PrEP is a pill that can be taken daily by those who are not infected but are at high risk.
By taking the pill they can prevent HIV infection.
What needs to be done in Malaysia
She added that more investment needed to be pumped into the fight against HIV/AIDS besides building the capacity of community groups who can play a big role in providing prevention and treatment programmes.
“We need to get as many people tested as possible — the so called first 90 and if they are positive to be started on medications immediately."
“Ending AIDS requires as many people who are living with HIV to be on treatment and to have undetectable viral levels.”

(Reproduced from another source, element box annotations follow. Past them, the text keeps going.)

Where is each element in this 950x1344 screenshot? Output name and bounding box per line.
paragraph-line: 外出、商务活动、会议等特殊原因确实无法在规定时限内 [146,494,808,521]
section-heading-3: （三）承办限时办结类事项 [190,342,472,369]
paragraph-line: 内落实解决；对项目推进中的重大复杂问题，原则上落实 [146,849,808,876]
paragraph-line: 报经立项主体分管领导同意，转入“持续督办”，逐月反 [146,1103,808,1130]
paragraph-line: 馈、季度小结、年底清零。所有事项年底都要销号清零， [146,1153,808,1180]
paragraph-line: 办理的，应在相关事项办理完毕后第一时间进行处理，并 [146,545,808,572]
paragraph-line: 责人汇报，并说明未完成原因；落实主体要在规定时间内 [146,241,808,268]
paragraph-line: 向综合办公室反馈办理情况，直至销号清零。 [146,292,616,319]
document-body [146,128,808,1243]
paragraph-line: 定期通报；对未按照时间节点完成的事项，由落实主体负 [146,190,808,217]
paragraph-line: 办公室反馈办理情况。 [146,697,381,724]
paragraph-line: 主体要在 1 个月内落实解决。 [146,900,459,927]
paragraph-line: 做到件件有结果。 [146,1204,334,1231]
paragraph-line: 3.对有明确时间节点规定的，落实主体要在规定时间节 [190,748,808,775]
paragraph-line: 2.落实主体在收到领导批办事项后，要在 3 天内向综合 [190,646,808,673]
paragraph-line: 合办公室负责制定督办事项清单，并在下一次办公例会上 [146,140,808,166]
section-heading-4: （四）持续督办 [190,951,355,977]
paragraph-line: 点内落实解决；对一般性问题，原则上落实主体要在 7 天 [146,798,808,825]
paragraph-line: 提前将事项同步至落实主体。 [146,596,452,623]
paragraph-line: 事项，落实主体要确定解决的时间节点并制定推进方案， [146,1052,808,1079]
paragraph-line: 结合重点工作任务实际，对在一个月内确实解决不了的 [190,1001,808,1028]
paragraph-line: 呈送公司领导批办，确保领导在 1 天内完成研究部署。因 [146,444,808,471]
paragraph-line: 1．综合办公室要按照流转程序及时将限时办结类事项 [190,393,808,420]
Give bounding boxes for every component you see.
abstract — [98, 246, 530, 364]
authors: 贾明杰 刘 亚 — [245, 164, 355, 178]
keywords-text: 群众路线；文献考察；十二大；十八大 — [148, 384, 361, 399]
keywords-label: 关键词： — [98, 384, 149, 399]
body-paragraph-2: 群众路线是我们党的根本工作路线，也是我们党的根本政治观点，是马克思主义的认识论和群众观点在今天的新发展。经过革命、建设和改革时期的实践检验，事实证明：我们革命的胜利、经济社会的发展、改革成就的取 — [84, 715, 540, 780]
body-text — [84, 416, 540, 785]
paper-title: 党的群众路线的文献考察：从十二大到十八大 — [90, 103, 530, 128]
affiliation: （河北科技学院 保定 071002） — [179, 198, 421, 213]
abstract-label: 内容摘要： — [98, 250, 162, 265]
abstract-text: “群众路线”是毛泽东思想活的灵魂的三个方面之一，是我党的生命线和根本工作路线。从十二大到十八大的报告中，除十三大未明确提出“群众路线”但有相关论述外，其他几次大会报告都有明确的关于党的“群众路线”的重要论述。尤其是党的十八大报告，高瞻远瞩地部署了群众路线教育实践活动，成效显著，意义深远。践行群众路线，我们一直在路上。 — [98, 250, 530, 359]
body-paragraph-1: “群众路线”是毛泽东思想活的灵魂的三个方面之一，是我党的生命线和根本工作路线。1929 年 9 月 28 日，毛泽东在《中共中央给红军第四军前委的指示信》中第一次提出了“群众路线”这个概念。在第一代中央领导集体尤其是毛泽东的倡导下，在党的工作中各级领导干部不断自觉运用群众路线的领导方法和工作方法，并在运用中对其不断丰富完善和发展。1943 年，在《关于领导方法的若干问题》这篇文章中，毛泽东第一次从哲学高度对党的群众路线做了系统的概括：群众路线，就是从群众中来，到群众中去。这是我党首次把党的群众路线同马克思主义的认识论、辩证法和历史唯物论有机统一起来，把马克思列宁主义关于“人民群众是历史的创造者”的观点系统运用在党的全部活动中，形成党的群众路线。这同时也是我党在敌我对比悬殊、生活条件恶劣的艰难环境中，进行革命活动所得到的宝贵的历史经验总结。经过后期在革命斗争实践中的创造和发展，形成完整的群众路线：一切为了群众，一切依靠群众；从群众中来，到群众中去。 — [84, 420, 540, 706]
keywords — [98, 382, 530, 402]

To have such viral levels, she said meant patients could not only lead a healthy life with normal to near normal life span but they also would not transmit the virus to their sexual partners and in the case of women to their children.
“We need to scale up PrEP, particularly to those at risk men-when-have-sex-with-men, transgenders and partners of those living with HIV.
“We need to relook at the laws and policies that criminalise sexual behaviour and drug use — the main source of stigma and discrimination that drive those affected away from seeking help and medical attention when they need it.”